Para o estudo, foram entrevistadas 15 mulheres, na faixa etária entre 18 e 59 anos, em situação de violência física, que realizaram o registro de ocorrência em uma delegacia policial e foram encaminhadas para realizar o exame de corpo de delito na Sala Lilás IML em junho desse ano, no centro da cidade do Rio de Janeiro. Os resultados apontaram que as principais motivações para a denúncia ao agressor foram: medo de feminicídio; intensidade da agressão física; desrespeito; filho(a); apoio familiar; humilhações; para o agressor ser advertido; experiência de outros relacionamentos agressivos; e vontade de ser independente.
A pesquisa também mapeou o perfil sociodemográfico das entrevistadas, indicando predominância de mulheres cisgênero, negras, heterossexuais, casadas/união estável, com mais de dez anos de estudos, com rendimento de até 1 salário mínimo, com faixa etária entre 20 e 39 anos, religião cristã, residentes em área formal e em moradia alugada. “Pode-se dizer que o grupo entre 20 e 29 anos, especialmente, é mais suscetível a sofrer violência física. Esta faixa etária está em plena idade reprodutiva e economicamente ativa. As agressões sofridas são graves e impossibilitam o exercício de suas atividades laborativas, elas necessitam de cuidados de saúde e afastamento de atividades”, afirma Fernanda.

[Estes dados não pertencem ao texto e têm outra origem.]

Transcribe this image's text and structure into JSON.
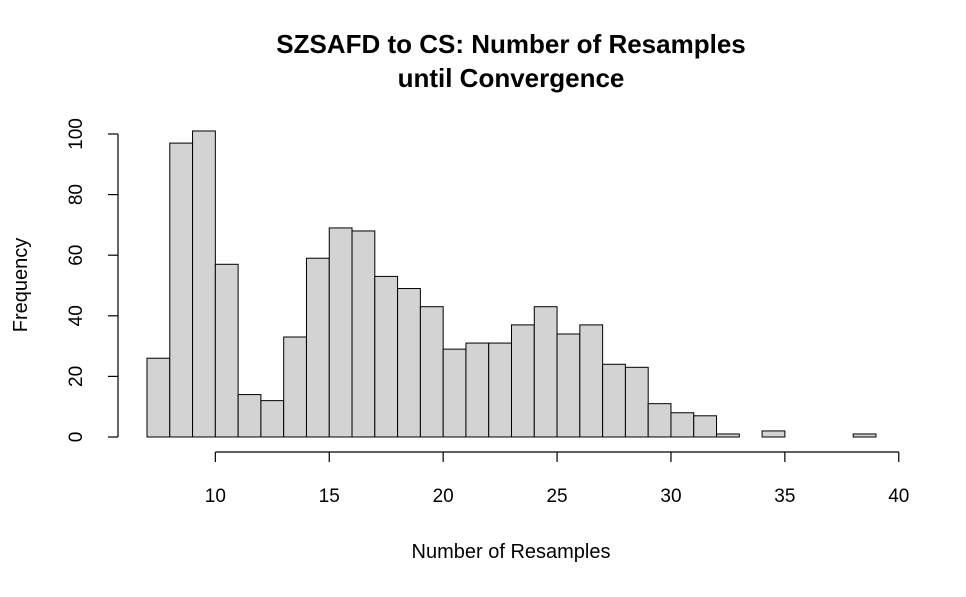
{
  "chart_data": {
    "type": "bar",
    "title_lines": [
      "SZSAFD to CS: Number of Resamples",
      "until Convergence"
    ],
    "xlabel": "Number of Resamples",
    "ylabel": "Frequency",
    "bar_color": "#d3d3d3",
    "edge_color": "#000000",
    "grid": false,
    "legend": "none",
    "xlim": [
      7,
      40
    ],
    "ylim": [
      0,
      100
    ],
    "x_ticks": [
      10,
      15,
      20,
      25,
      30,
      35,
      40
    ],
    "y_ticks": [
      0,
      20,
      40,
      60,
      80,
      100
    ],
    "bin_width": 1,
    "bins": [
      {
        "start": 7,
        "end": 8,
        "count": 26
      },
      {
        "start": 8,
        "end": 9,
        "count": 97
      },
      {
        "start": 9,
        "end": 10,
        "count": 101
      },
      {
        "start": 10,
        "end": 11,
        "count": 57
      },
      {
        "start": 11,
        "end": 12,
        "count": 14
      },
      {
        "start": 12,
        "end": 13,
        "count": 12
      },
      {
        "start": 13,
        "end": 14,
        "count": 33
      },
      {
        "start": 14,
        "end": 15,
        "count": 59
      },
      {
        "start": 15,
        "end": 16,
        "count": 69
      },
      {
        "start": 16,
        "end": 17,
        "count": 68
      },
      {
        "start": 17,
        "end": 18,
        "count": 53
      },
      {
        "start": 18,
        "end": 19,
        "count": 49
      },
      {
        "start": 19,
        "end": 20,
        "count": 43
      },
      {
        "start": 20,
        "end": 21,
        "count": 29
      },
      {
        "start": 21,
        "end": 22,
        "count": 31
      },
      {
        "start": 22,
        "end": 23,
        "count": 31
      },
      {
        "start": 23,
        "end": 24,
        "count": 37
      },
      {
        "start": 24,
        "end": 25,
        "count": 43
      },
      {
        "start": 25,
        "end": 26,
        "count": 34
      },
      {
        "start": 26,
        "end": 27,
        "count": 37
      },
      {
        "start": 27,
        "end": 28,
        "count": 24
      },
      {
        "start": 28,
        "end": 29,
        "count": 23
      },
      {
        "start": 29,
        "end": 30,
        "count": 11
      },
      {
        "start": 30,
        "end": 31,
        "count": 8
      },
      {
        "start": 31,
        "end": 32,
        "count": 7
      },
      {
        "start": 32,
        "end": 33,
        "count": 1
      },
      {
        "start": 33,
        "end": 34,
        "count": 0
      },
      {
        "start": 34,
        "end": 35,
        "count": 2
      },
      {
        "start": 35,
        "end": 36,
        "count": 0
      },
      {
        "start": 36,
        "end": 37,
        "count": 0
      },
      {
        "start": 37,
        "end": 38,
        "count": 0
      },
      {
        "start": 38,
        "end": 39,
        "count": 1
      }
    ]
  }
}
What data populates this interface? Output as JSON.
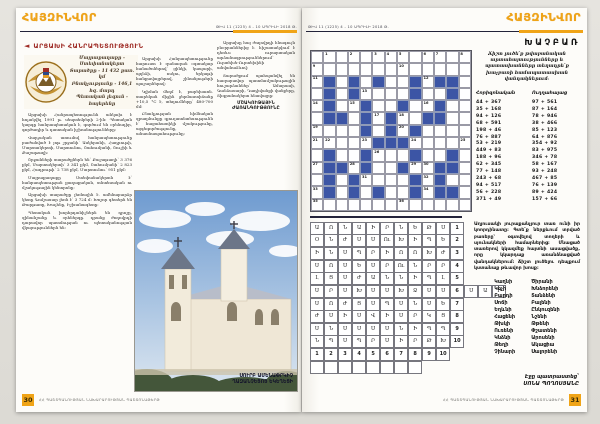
{
  "newspaper": {
    "logo": "ՀԱՅԶԻՆՎՈՐ",
    "issue_line": "ԹԻՎ 11 (1225)  4 - 10 ԱՊՐԻԼԻ 2018 Թ.",
    "footer_text": "ՀՀ ՊԱՇՏՊԱՆՈՒԹՅԱՆ ՆԱԽԱՐԱՐՈՒԹՅԱՆ ՊԱՇՏՈՆԱԹԵՐԹ",
    "page_left_number": "30",
    "page_right_number": "31"
  },
  "colors": {
    "accent_orange": "#f0a417",
    "title_red": "#9e2b25",
    "crossword_blue": "#3c55a5",
    "rule_dark": "#23233a"
  },
  "article": {
    "title": "ԱՐՑԱԽԻ ՀԱՆՐԱՊԵՏՈՒԹՅՈՒՆ",
    "infobox_lines": [
      "Մայրաքաղաքը - Ստեփանակերտ",
      "Տարածքը - 11 432 քառ. կմ",
      "Բնակչությունը - 146,1 հզ. մարդ",
      "Պետական լեզուն - հայերենը"
    ],
    "col1": [
      "Արցախի Հանրապետությունն անկախ է հռչակվել 1991 թ. սեպտեմբերի 2-ին։ Պետական կարգը հանրապետական է, գործում են օրենսդիր, գործադիր և դատական իշխանությունները։",
      "Վարչական առումով հանրապետությունը բաժանված է յոթ շրջանի՝ Ասկերանի, Հադրութի, Մարտակերտի, Մարտունու, Շահումյանի, Շուշիի և Քաշաթաղի։",
      "Շրջանների տարածքներն են՝ Քաշաթաղի՝ 3 376 քկմ, Մարտակերտի՝ 3 341 քկմ, Շահումյանի՝ 2 823 քկմ, Հադրութի՝ 2 738 քկմ, Մարտունու՝ 951 քկմ։",
      "Մայրաքաղաքը Ստեփանակերտն է՝ հանրապետության քաղաքական, տնտեսական ու մշակութային կենտրոնը։",
      "Արցախի տարածքը լեռնային է. ամենաբարձր կետը Գոմշասար լեռն է՝ 3 724 մ։ Խոշոր գետերն են Թարթառը, Խաչենը, Իշխանագետը։",
      "Պետական խորհրդանիշներն են դրոշը, զինանշանը և օրհներգը. դրանք ժողովրդի դարավոր պատմության ու պետականության վկայություններն են։"
    ],
    "col2": [
      "Արցախի Հանրապետությունը հարուստ է զանազան օգտակար հանածոներով՝ ցինկի, կապարի, պղնձի, ոսկու, երկաթի հանքավայրերով, շինանյութերի պաշարներով։",
      "Կլիման մեղմ է, բարեխառն. տարեկան միջին ջերմաստիճանը +10,5 °C է, տեղումները՝ 480-700 մմ։",
      "Բնակչության հիմնական զբաղմունքը գյուղատնտեսությունն է՝ հացահատիկի մշակությունը, այգեգործությունը, անասնապահությունը։"
    ],
    "col3": [
      "Արցախը հայ ժողովրդի հնագույն բնօրրաններից է. հիշատակվում է դեռևս ուրարտական արձանագրություններում՝ Ուրտեխե-Ուրտեխինի անվանաձևով։",
      "Տարածքում պահպանվել են հազարավոր պատմամշակութային հուշարձաններ՝ Ամարասի, Գանձասարի, Դադիվանքի վանքերը, Տիգրանակերտ հնավայրը։"
    ],
    "subhead": "ՄՇԱԿՈՒԹԱՅԻՆ ԺԱՌԱՆԳՈՒԹՅՈՒՆԸ",
    "photo_caption": [
      "ՍՈՒՐԲ ԱՄԵՆԱՓՐԿԻՉ",
      "ՂԱԶԱՆՉԵՑՈՑ ԵԿԵՂԵՑԻ"
    ]
  },
  "puzzle_page": {
    "title": "ԽԱՉԲԱՌ",
    "intro": "Ճիշտ լուծե՛ք թվաբանական արտահայտությունները և պատասխանները տեղադրե՛ք խաչբառի համապատասխան վանդակներում։",
    "clues": {
      "horizontal_label": "Հորիզոնական",
      "vertical_label": "Ուղղահայաց",
      "horizontal": [
        "44 + 367",
        "35 + 168",
        "94 + 126",
        "68 + 591",
        "198 + 46",
        "76 + 887",
        "53 + 219",
        "449 + 83",
        "188 + 96",
        "62 + 345",
        "77 + 148",
        "243 + 68",
        "94 + 517",
        "56 + 228",
        "371 + 49"
      ],
      "vertical": [
        "97 + 561",
        "87 + 164",
        "78 + 946",
        "38 + 466",
        "85 + 123",
        "64 + 876",
        "354 + 92",
        "83 + 975",
        "346 + 78",
        "58 + 167",
        "93 + 248",
        "467 + 85",
        "76 + 139",
        "89 + 424",
        "157 + 66"
      ]
    },
    "crossword": {
      "cols": 13,
      "rows": 13,
      "pattern": [
        ".............",
        ".............",
        ".B.B.B..B.BB.",
        ".B.B....B..B.",
        ".B..B..B..B..",
        ".BB.B.B..BB..",
        "....B.B.B....",
        ".....BBB.....",
        ".B..B...B..B.",
        ".BB.B..B..BB.",
        ".B.B....B.B..",
        ".B.B.B..B.BB.",
        "............."
      ],
      "numbers": {
        "0,1": "1",
        "0,3": "2",
        "0,5": "3",
        "0,6": "4",
        "0,7": "5",
        "0,9": "6",
        "0,10": "7",
        "0,12": "8",
        "1,0": "9",
        "1,7": "10",
        "2,0": "11",
        "2,9": "12",
        "3,4": "13",
        "4,0": "14",
        "4,3": "15",
        "4,9": "16",
        "5,5": "17",
        "5,7": "18",
        "6,0": "19",
        "6,7": "20",
        "7,0": "21",
        "7,1": "22",
        "7,4": "23",
        "7,8": "24",
        "7,12": "25",
        "8,5": "26",
        "9,0": "27",
        "9,3": "28",
        "9,8": "29",
        "9,9": "30",
        "10,4": "31",
        "10,9": "32",
        "11,0": "33",
        "11,9": "34",
        "12,0": "35",
        "12,7": "36"
      }
    },
    "lettergrid": {
      "rows": [
        [
          "Ա",
          "Ո",
          "Ն",
          "Ա",
          "Ի",
          "Ր",
          "Ն",
          "Ե",
          "Թ",
          "Ս"
        ],
        [
          "Օ",
          "Ն",
          "Ժ",
          "Ս",
          "Ս",
          "Ու",
          "Խ",
          "Ի",
          "Պ",
          "Ե"
        ],
        [
          "Ի",
          "Ն",
          "Ս",
          "Պ",
          "Ր",
          "Ի",
          "Ո",
          "Ո",
          "Խ",
          "Ժ"
        ],
        [
          "Ս",
          "Ո",
          "Ս",
          "Ե",
          "Ս",
          "Ր",
          "Ու",
          "Ն",
          "Ր",
          "Ր"
        ],
        [
          "Լ",
          "Ց",
          "Ս",
          "Ժ",
          "Ա",
          "Ն",
          "Ն",
          "Ի",
          "Պ",
          "Լ"
        ],
        [
          "Ս",
          "Ր",
          "Ս",
          "Խ",
          "Ս",
          "Ս",
          "Խ",
          "Ձ",
          "Ս",
          "Ս"
        ],
        [
          "Ս",
          "Ո",
          "Ժ",
          "Ց",
          "Ս",
          "Պ",
          "Ս",
          "Ն",
          "Ս",
          "Ե"
        ],
        [
          "Ժ",
          "Ս",
          "Ի",
          "Ս",
          "Վ",
          "Ի",
          "Ս",
          "Ր",
          "Կ",
          "Ց"
        ],
        [
          "Ս",
          "Ն",
          "Ս",
          "Ս",
          "Ս",
          "Ս",
          "Ն",
          "Ի",
          "Պ",
          "Պ"
        ],
        [
          "Ն",
          "Պ",
          "Ս",
          "Պ",
          "Ր",
          "Ս",
          "Ի",
          "Ր",
          "Թ",
          "Խ"
        ]
      ],
      "row_labels": [
        "1",
        "2",
        "3",
        "4",
        "5",
        "6",
        "7",
        "8",
        "9",
        "10"
      ],
      "col_labels": [
        "1",
        "2",
        "3",
        "4",
        "5",
        "6",
        "7",
        "8",
        "9",
        "10"
      ],
      "extra_row_index": 5,
      "extra_cells": [
        "Ս",
        "Ա",
        "Ի"
      ],
      "answer_cells": 8
    },
    "wordsearch_intro": "Աղյուսակի յուրաքանչյուր տառ ունի իր կոորդինատը։ Գտե՛ք ներքևում տրված բառերը՝ օգտվելով տողերի և սյունակների համարներից։ Մնացած տառերով կկազմեք հայտնի ասացվածք, որը կկարդաք առանձնացված վանդակներում։ Ճիշտ լուծելու դեպքում կստանաք թևավոր խոսք։",
    "words_col1": [
      "Կաղնի",
      "Կեչի",
      "Բարդի",
      "Սոճի",
      "Եղևնի",
      "Հացենի",
      "Թխկի",
      "Ուռենի",
      "Կնձնի",
      "Թեղի",
      "Չինարի"
    ],
    "words_col2": [
      "Ծիրանի",
      "Խնձորենի",
      "Տանձենի",
      "Բալենի",
      "Ընկուզենի",
      "Նշենի",
      "Թթենի",
      "Փշատենի",
      "Արոսենի",
      "Ակացիա",
      "Սալորենի"
    ],
    "byline": [
      "Էջը պատրաստեց՝",
      "ՍՈՆԱ ՊՈՂՈՍՅԱՆԸ"
    ]
  }
}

Todas as mulheres entrevistadas informaram a reincidência dos atos violentos durante o seu relacionamento com o agressor. “As mulheres negras, especialmente, suportam situações de opressão de forma interseccional, agregam as violências decorrentes de preconceitos raciais, de classe e orientação sexual”, analisa a autora da dissertação.
Apesar de o estudo indicar predominância de mulheres casadas ou com união estável, a situação de violência contra a mulher independe de sua condição de estado civil ou situação conjugal, conforme observa Fernanda: “Os agressores foram pessoas do convívio familiar, podendo tanto ser namorado, ex-namorado, companheiro, ex-companheiro, quanto irmãs, entre outros”.
Segundo a autora do estudo, os dados ajudam a se pensar em estratégias para o enfrentamento do problema social e a promover práticas para melhorias na qualidade do atendimento. Também auxiliam na elaboração de estratégias de intervenção, para a assistência, enfrentamento, prevenção e garantias de direitos, conforme preconizado na Política de Enfrentamento à Violência contra as Mulheres.
A pesquisa ainda apontou diversas contribuições do Projeto Sala Lilás, como parte integrante da rede de enfrentamento à violência contra a mulher. A iniciativa é fruto da soma de esforços dos serviços de justiça, segurança pública e saúde do estado e município do Rio de Janeiro. De acordo com dados do Dossiê Mulher 2021, no estado, ocorreram 98.681 casos de violência contra mulheres em 2020. Destes, 34,7% aconteceram na capital.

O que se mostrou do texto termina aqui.